Now you’re probably wondering “how to deal with the terrible twos?” You won’t be able to perfectly predict exactly when behavior challenges will start. So, don’t try. And don’t feel nervous if your child seems to be on a different developmental schedule.
In most cases, what parents call the terrible twos appear somewhere between 18-30 months of age. Speaking from experience, I can tell you that younger children who are close in age to a toddler may exhibit terrible two behavior earlier. Why? Because they are observing their older sibling(s) go through the terrible twos and, of course, they want to test the limits too. Fun! There is one advantage here, though. Rules can apply to all, not just the toddler. This will help your younger child get used to non-negotiable boundaries.
If the terrible twos showed up with no warning, don’t worry. Most parents don’t see them coming. For one thing, the first year or two is usually a fairly easy period of parenting. For parents, the challenges during the first 12-16 months are often more physical and less emotional.
For example, a 1-year-old can scooch around the floor or crawl from one area to another, but they won’t run straight away from you toward the stairs or a busy road. Once kids start walking, they’re able to make decisions more independently. This means that discipline and rules become much more important. To some parents, rule enforcement feels more tiring than the “simpler” challenges that come with sleep training, breastfeeding, etc.
Regardless of if and when your child starts showing signs of terrible two behavior, it will help to be prepared and to know some of the signs that developmental stages could be right around the corner.
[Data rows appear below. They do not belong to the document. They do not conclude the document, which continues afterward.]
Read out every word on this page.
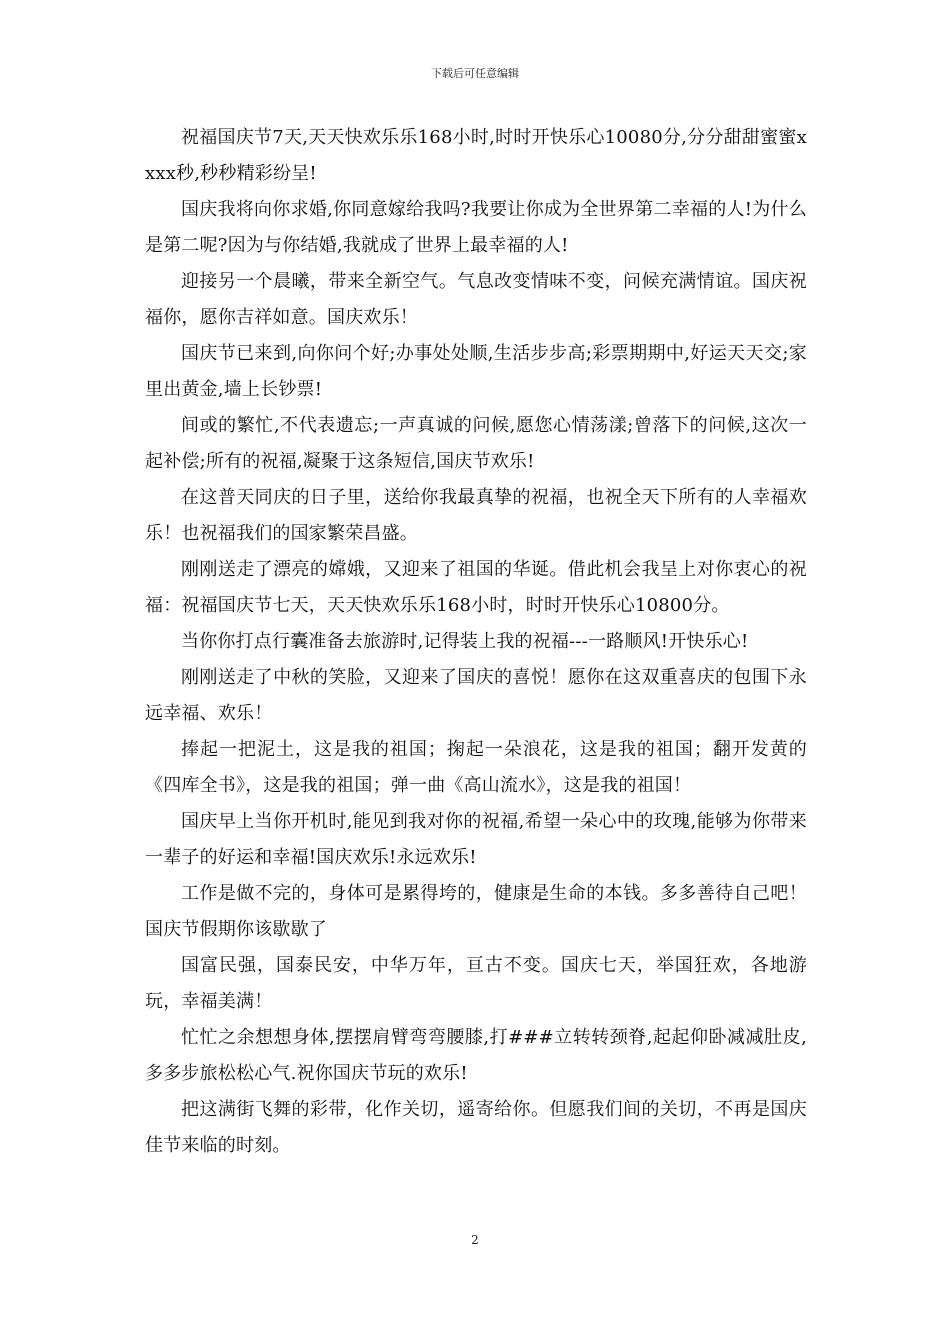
下载后可任意编辑

祝福国庆节7天,天天快欢乐乐168小时,时时开快乐心10080分,分分甜甜蜜蜜xxxx秒,秒秒精彩纷呈!

国庆我将向你求婚,你同意嫁给我吗?我要让你成为全世界第二幸福的人!为什么是第二呢?因为与你结婚,我就成了世界上最幸福的人!

迎接另一个晨曦，带来全新空气。气息改变情味不变，问候充满情谊。国庆祝福你，愿你吉祥如意。国庆欢乐！

国庆节已来到,向你问个好;办事处处顺,生活步步高;彩票期期中,好运天天交;家里出黄金,墙上长钞票!

间或的繁忙,不代表遗忘;一声真诚的问候,愿您心情荡漾;曾落下的问候,这次一起补偿;所有的祝福,凝聚于这条短信,国庆节欢乐!

在这普天同庆的日子里，送给你我最真挚的祝福，也祝全天下所有的人幸福欢乐！也祝福我们的国家繁荣昌盛。

刚刚送走了漂亮的嫦娥，又迎来了祖国的华诞。借此机会我呈上对你衷心的祝福：祝福国庆节七天，天天快欢乐乐168小时，时时开快乐心10800分。

当你你打点行囊准备去旅游时,记得装上我的祝福---一路顺风!开快乐心!

刚刚送走了中秋的笑脸，又迎来了国庆的喜悦！愿你在这双重喜庆的包围下永远幸福、欢乐！

捧起一把泥土，这是我的祖国；掬起一朵浪花，这是我的祖国；翻开发黄的《四库全书》，这是我的祖国；弹一曲《高山流水》，这是我的祖国！

国庆早上当你开机时,能见到我对你的祝福,希望一朵心中的玫瑰,能够为你带来一辈子的好运和幸福!国庆欢乐!永远欢乐!

工作是做不完的，身体可是累得垮的，健康是生命的本钱。多多善待自己吧！国庆节假期你该歇歇了

国富民强，国泰民安，中华万年，亘古不变。国庆七天，举国狂欢，各地游玩，幸福美满！

忙忙之余想想身体,摆摆肩臂弯弯腰膝,打###立转转颈脊,起起仰卧减减肚皮,多多步旅松松心气.祝你国庆节玩的欢乐!

把这满街飞舞的彩带，化作关切，遥寄给你。但愿我们间的关切，不再是国庆佳节来临的时刻。

2
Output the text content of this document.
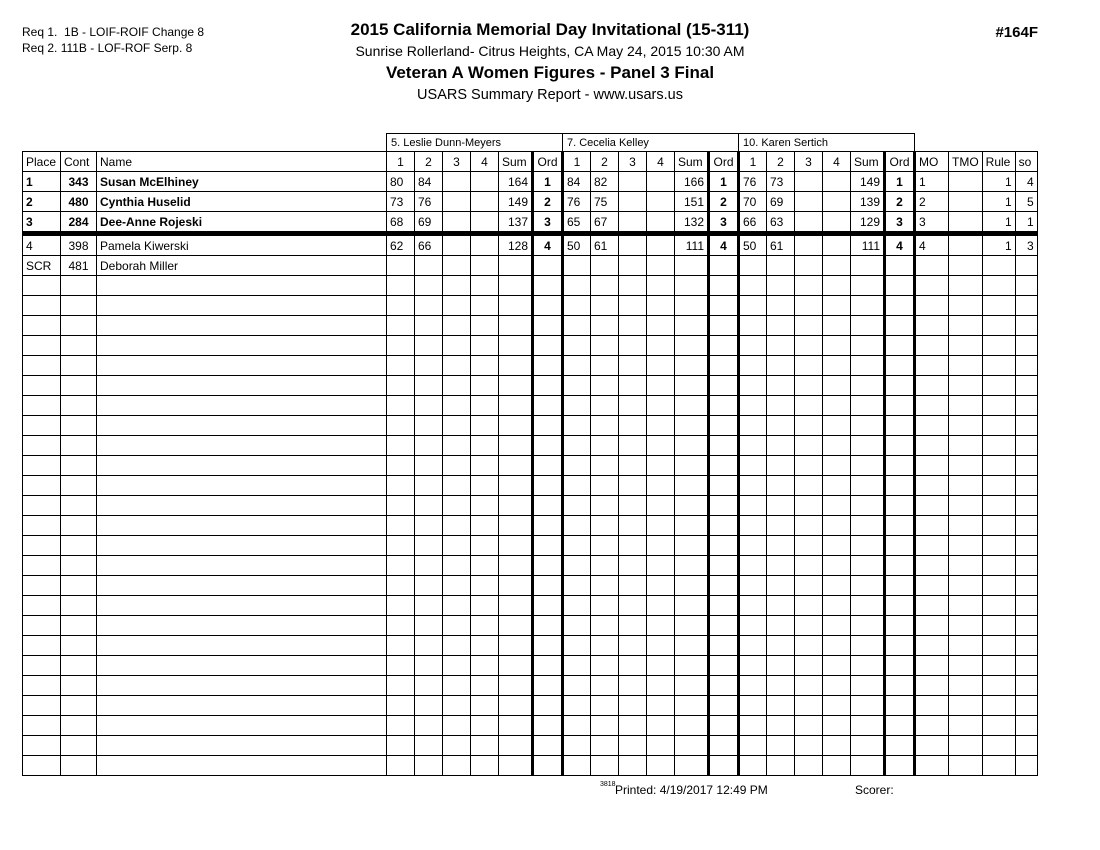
Req 1.  1B - LOIF-ROIF Change 8
Req 2. 111B - LOF-ROF Serp. 8
#164F
2015 California Memorial Day Invitational (15-311)
Sunrise Rollerland- Citrus Heights, CA May 24, 2015 10:30 AM
Veteran A Women Figures - Panel 3 Final
USARS Summary Report - www.usars.us
			5. Leslie Dunn-Meyers						7. Cecelia Kelley						10. Karen Sertich									
Place	Cont	Name	1	2	3	4	Sum	Ord	1	2	3	4	Sum	Ord	1	2	3	4	Sum	Ord	MO	TMO	Rule	so
1	343	Susan McElhiney	80	84			164	1	84	82			166	1	76	73			149	1	1		1	4
2	480	Cynthia Huselid	73	76			149	2	76	75			151	2	70	69			139	2	2		1	5
3	284	Dee-Anne Rojeski	68	69			137	3	65	67			132	3	66	63			129	3	3		1	1
4	398	Pamela Kiwerski	62	66			128	4	50	61			111	4	50	61			111	4	4		1	3
SCR	481	Deborah Miller																						

3818 Printed: 4/19/2017 12:49 PM	Scorer:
How do You Know the Terrible Twos Have Arrived?
So, things have started to change and you think the terrible twos have finally arrived. How can you be sure?
Any of these signs are good indicators that the terrible twos are coming on quickly:
- Activities that were once easy (bathtime, teeth brushing, etc.) are now very unpredictable.
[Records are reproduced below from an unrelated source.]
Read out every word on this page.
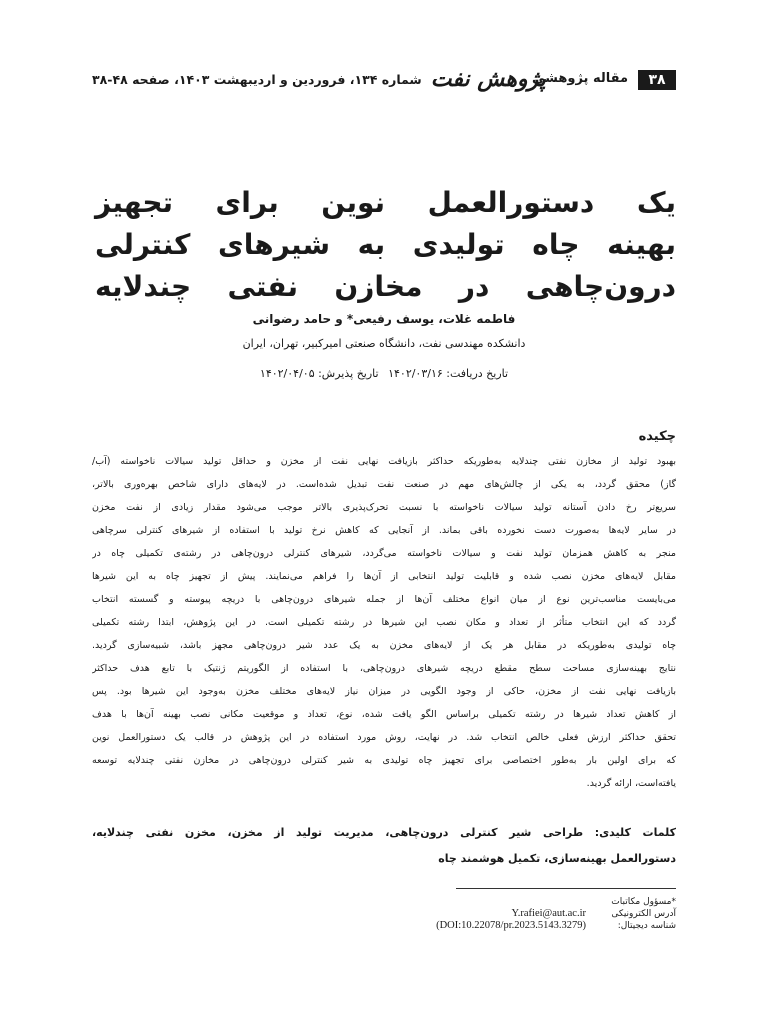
۳۸
مقاله پژوهشی
پژوهش نفت شماره ۱۳۴، فروردین و اردیبهشت ۱۴۰۳، صفحه ۴۸-۳۸
یک دستورالعمل نوین برای تجهیز
بهینه چاه تولیدی به شیرهای کنترلی
درون‌چاهی در مخازن نفتی چندلایه
فاطمه غلات، یوسف رفیعی* و حامد رضوانی
دانشکده مهندسی نفت، دانشگاه صنعتی امیرکبیر، تهران، ایران
تاریخ دریافت: ۱۴۰۲/۰۳/۱۶ تاریخ پذیرش: ۱۴۰۲/۰۴/۰۵
چکیده
بهبود تولید از مخازن نفتی چندلایه به‌طوریکه حداکثر بازیافت نهایی نفت از مخزن و حداقل تولید سیالات ناخواسته (آب/
گاز) محقق گردد، به یکی از چالش‌های مهم در صنعت نفت تبدیل شده‌است. در لایه‌های دارای شاخص بهره‌وری بالاتر،
سریع‌تر رخ دادن آستانه تولید سیالات ناخواسته با نسبت تحرک‌پذیری بالاتر موجب می‌شود مقدار زیادی از نفت مخزن
در سایر لایه‌ها به‌صورت دست نخورده باقی بماند. از آنجایی که کاهش نرخ تولید با استفاده از شیرهای کنترلی سرچاهی
منجر به کاهش همزمان تولید نفت و سیالات ناخواسته می‌گردد، شیرهای کنترلی درون‌چاهی در رشته‌ی تکمیلی چاه در
مقابل لایه‌های مخزن نصب شده و قابلیت تولید انتخابی از آن‌ها را فراهم می‌نمایند. پیش از تجهیز چاه به این شیرها
می‌بایست مناسب‌ترین نوع از میان انواع مختلف آن‌ها از جمله شیرهای درون‌چاهی با دریچه پیوسته و گسسته انتخاب
گردد که این انتخاب متأثر از تعداد و مکان نصب این شیرها در رشته تکمیلی است. در این پژوهش، ابتدا رشته تکمیلی
چاه تولیدی به‌طوریکه در مقابل هر یک از لایه‌های مخزن به یک عدد شیر درون‌چاهی مجهز باشد، شبیه‌سازی گردید.
نتایج بهینه‌سازی مساحت سطح مقطع دریچه شیرهای درون‌چاهی، با استفاده از الگوریتم ژنتیک با تابع هدف حداکثر
بازیافت نهایی نفت از مخزن، حاکی از وجود الگویی در میزان نیاز لایه‌های مختلف مخزن به‌وجود این شیرها بود. پس
از کاهش تعداد شیرها در رشته تکمیلی براساس الگو یافت شده، نوع، تعداد و موقعیت مکانی نصب بهینه آن‌ها با هدف
تحقق حداکثر ارزش فعلی خالص انتخاب شد. در نهایت، روش مورد استفاده در این پژوهش در قالب یک دستورالعمل نوین
که برای اولین بار به‌طور اختصاصی برای تجهیز چاه تولیدی به شیر کنترلی درون‌چاهی در مخازن نفتی چندلایه توسعه
یافته‌است، ارائه گردید.
کلمات کلیدی: طراحی شیر کنترلی درون‌چاهی، مدیریت تولید از مخزن، مخزن نفتی چندلایه،
دستورالعمل بهینه‌سازی، تکمیل هوشمند چاه
*مسؤول مکاتبات
آدرس الکترونیکی
Y.rafiei@aut.ac.ir
شناسه دیجیتال:
(DOI:10.22078/pr.2023.5143.3279)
- Your child is acting very attached to one or both parents and doesn’t want to be alone.
- Unforeseen meltdowns or tantrums when plans change or your child is asked to do something else (i.e., listen to instructions).
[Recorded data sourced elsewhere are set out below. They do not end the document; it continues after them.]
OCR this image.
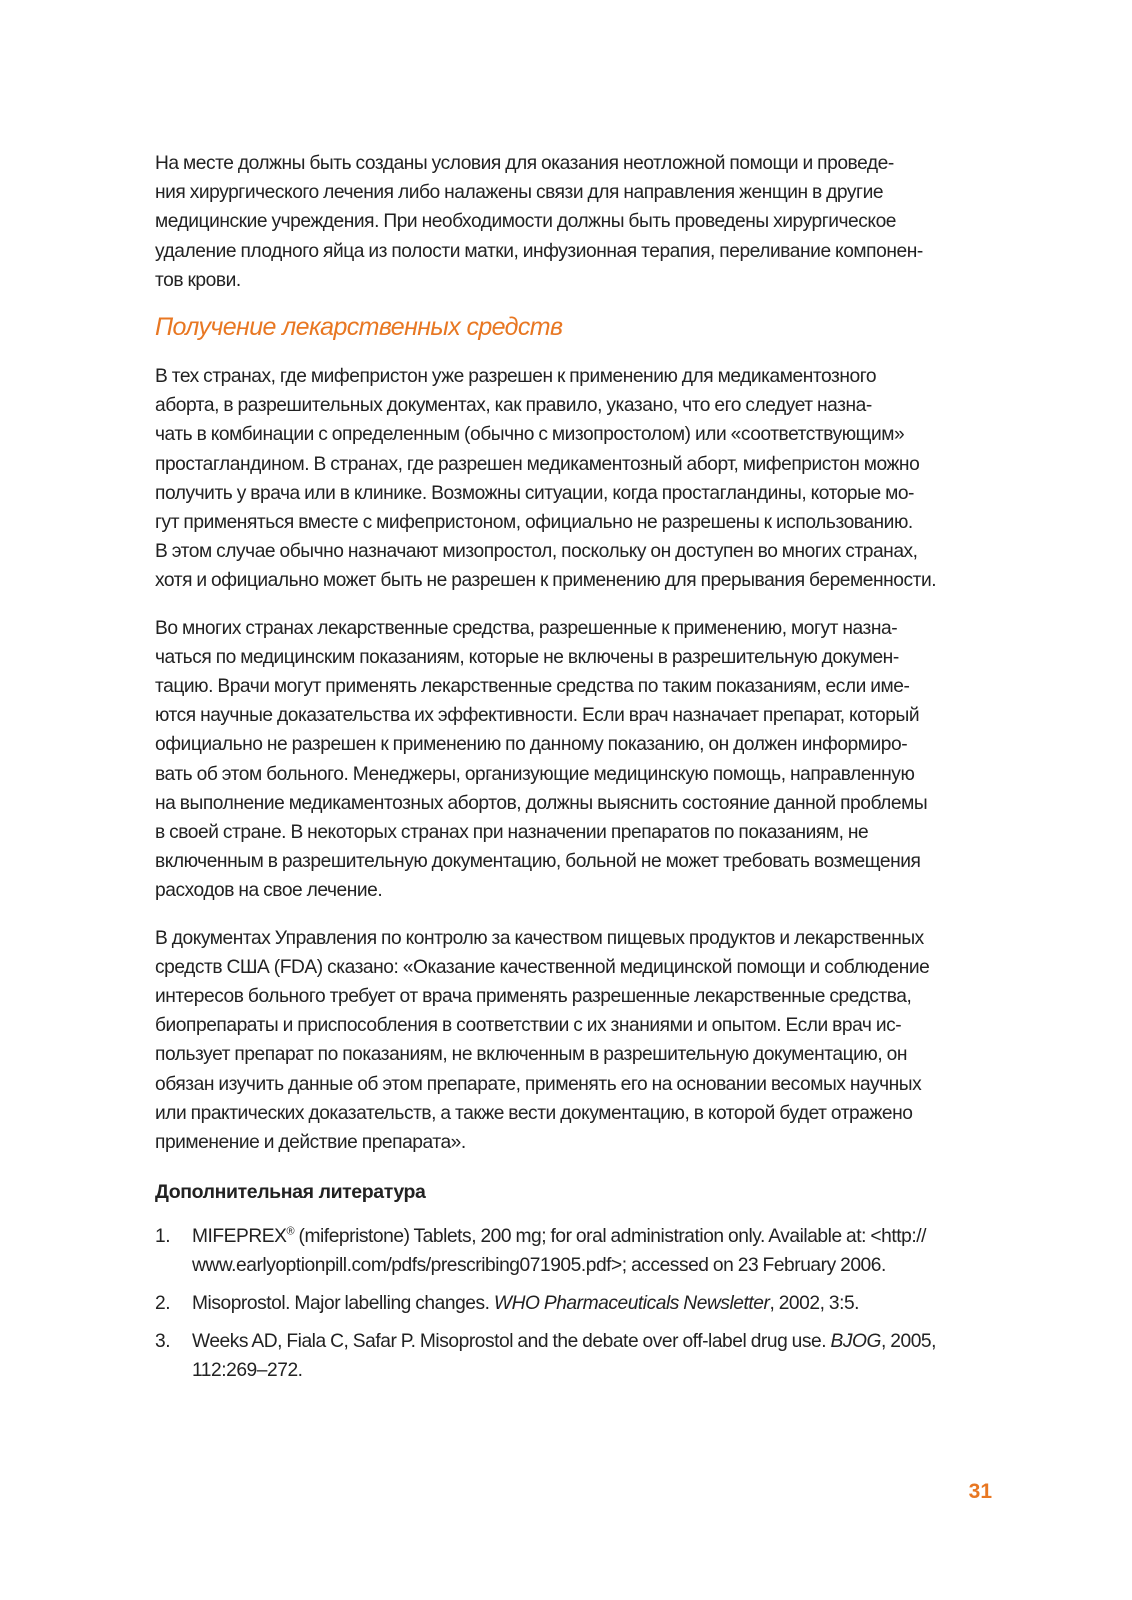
На месте должны быть созданы условия для оказания неотложной помощи и проведе-
ния хирургического лечения либо налажены связи для направления женщин в другие
медицинские учреждения. При необходимости должны быть проведены хирургическое
удаление плодного яйца из полости матки, инфузионная терапия, переливание компонен-
тов крови.
Получение лекарственных средств
В тех странах, где мифепристон уже разрешен к применению для медикаментозного
аборта, в разрешительных документах, как правило, указано, что его следует назна-
чать в комбинации с определенным (обычно с мизопростолом) или «соответствующим»
простагландином. В странах, где разрешен медикаментозный аборт, мифепристон можно
получить у врача или в клинике. Возможны ситуации, когда простагландины, которые мо-
гут применяться вместе с мифепристоном, официально не разрешены к использованию.
В этом случае обычно назначают мизопростол, поскольку он доступен во многих странах,
хотя и официально может быть не разрешен к применению для прерывания беременности.
Во многих странах лекарственные средства, разрешенные к применению, могут назна-
чаться по медицинским показаниям, которые не включены в разрешительную докумен-
тацию. Врачи могут применять лекарственные средства по таким показаниям, если име-
ются научные доказательства их эффективности. Если врач назначает препарат, который
официально не разрешен к применению по данному показанию, он должен информиро-
вать об этом больного. Менеджеры, организующие медицинскую помощь, направленную
на выполнение медикаментозных абортов, должны выяснить состояние данной проблемы
в своей стране. В некоторых странах при назначении препаратов по показаниям, не
включенным в разрешительную документацию, больной не может требовать возмещения
расходов на свое лечение.
В документах Управления по контролю за качеством пищевых продуктов и лекарственных
средств США (FDA) сказано: «Оказание качественной медицинской помощи и соблюдение
интересов больного требует от врача применять разрешенные лекарственные средства,
биопрепараты и приспособления в соответствии с их знаниями и опытом. Если врач ис-
пользует препарат по показаниям, не включенным в разрешительную документацию, он
обязан изучить данные об этом препарате, применять его на основании весомых научных
или практических доказательств, а также вести документацию, в которой будет отражено
применение и действие препарата».
Дополнительная литература
1. MIFEPREX® (mifepristone) Tablets, 200 mg; for oral administration only. Available at: <http://
www.earlyoptionpill.com/pdfs/prescribing071905.pdf>; accessed on 23 February 2006.
2. Misoprostol. Major labelling changes. WHO Pharmaceuticals Newsletter, 2002, 3:5.
3. Weeks AD, Fiala C, Safar P. Misoprostol and the debate over off-label drug use. BJOG, 2005,
112:269–272.
31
- Mealtime has become a game of “what else is there to eat?”
Knowing the signs of terrible two behavior is one thing, addressing it well is another.
How to Deal With the Terrible Twos
There’s no cureall for bad behavior. But, the right approach and mitigation techniques can go a long way toward helping you and your child avoid breakdowns and unnecessary frustration.
Here are five ways that you can compassionately and effectively fight terrible two behavior:
- Remain calm and exercise an abundance of patience. Your child going to push boundaries, and that’s just a fact. This doesn’t mean that they’re trying to hurt your feelings. Waiting a few moments before you respond is not the same as letting bad behavior slide.
- Be consistent with discipline for tantrums. Changing the rules, switching how you discipline, and selectively enforcing certain standards can be incredibly confusing to young children. Over time, your child will learn what’s acceptable and what’s not.
- Stick to known and proven routines. If something worked before, stick with it - from mealtime to bedtime.
- Limit the presence of toys or other engaging distractions that might overstimulate. Try cleaning up the toy area(s), reducing the number of available options, and focusing on Montessori-style toys that promote independent, imaginative play.
- Eliminate physical variables like hunger or boredom when possible, so you know what’s purely behavioral. Keep snacks and toys or books handy to help entertain and even distract your child in healthy ways. Even for young kids, options like audio books can be a great option for parents who want to limit screen time.
What Do You Do When Dealing with Terrible Twos?
So what are the terrible twos? Well, what we call the terrible twos is a combination of so many things, and it’s not just your child’s desire to frustrate you or test the limits. Taking time to understand what triggers your child will help you control your own response. Staying patient when things escalate is critical for helping your child feel calm and safe. Most importantly, remember that with a good strategy and consistent routines, this stage will pass!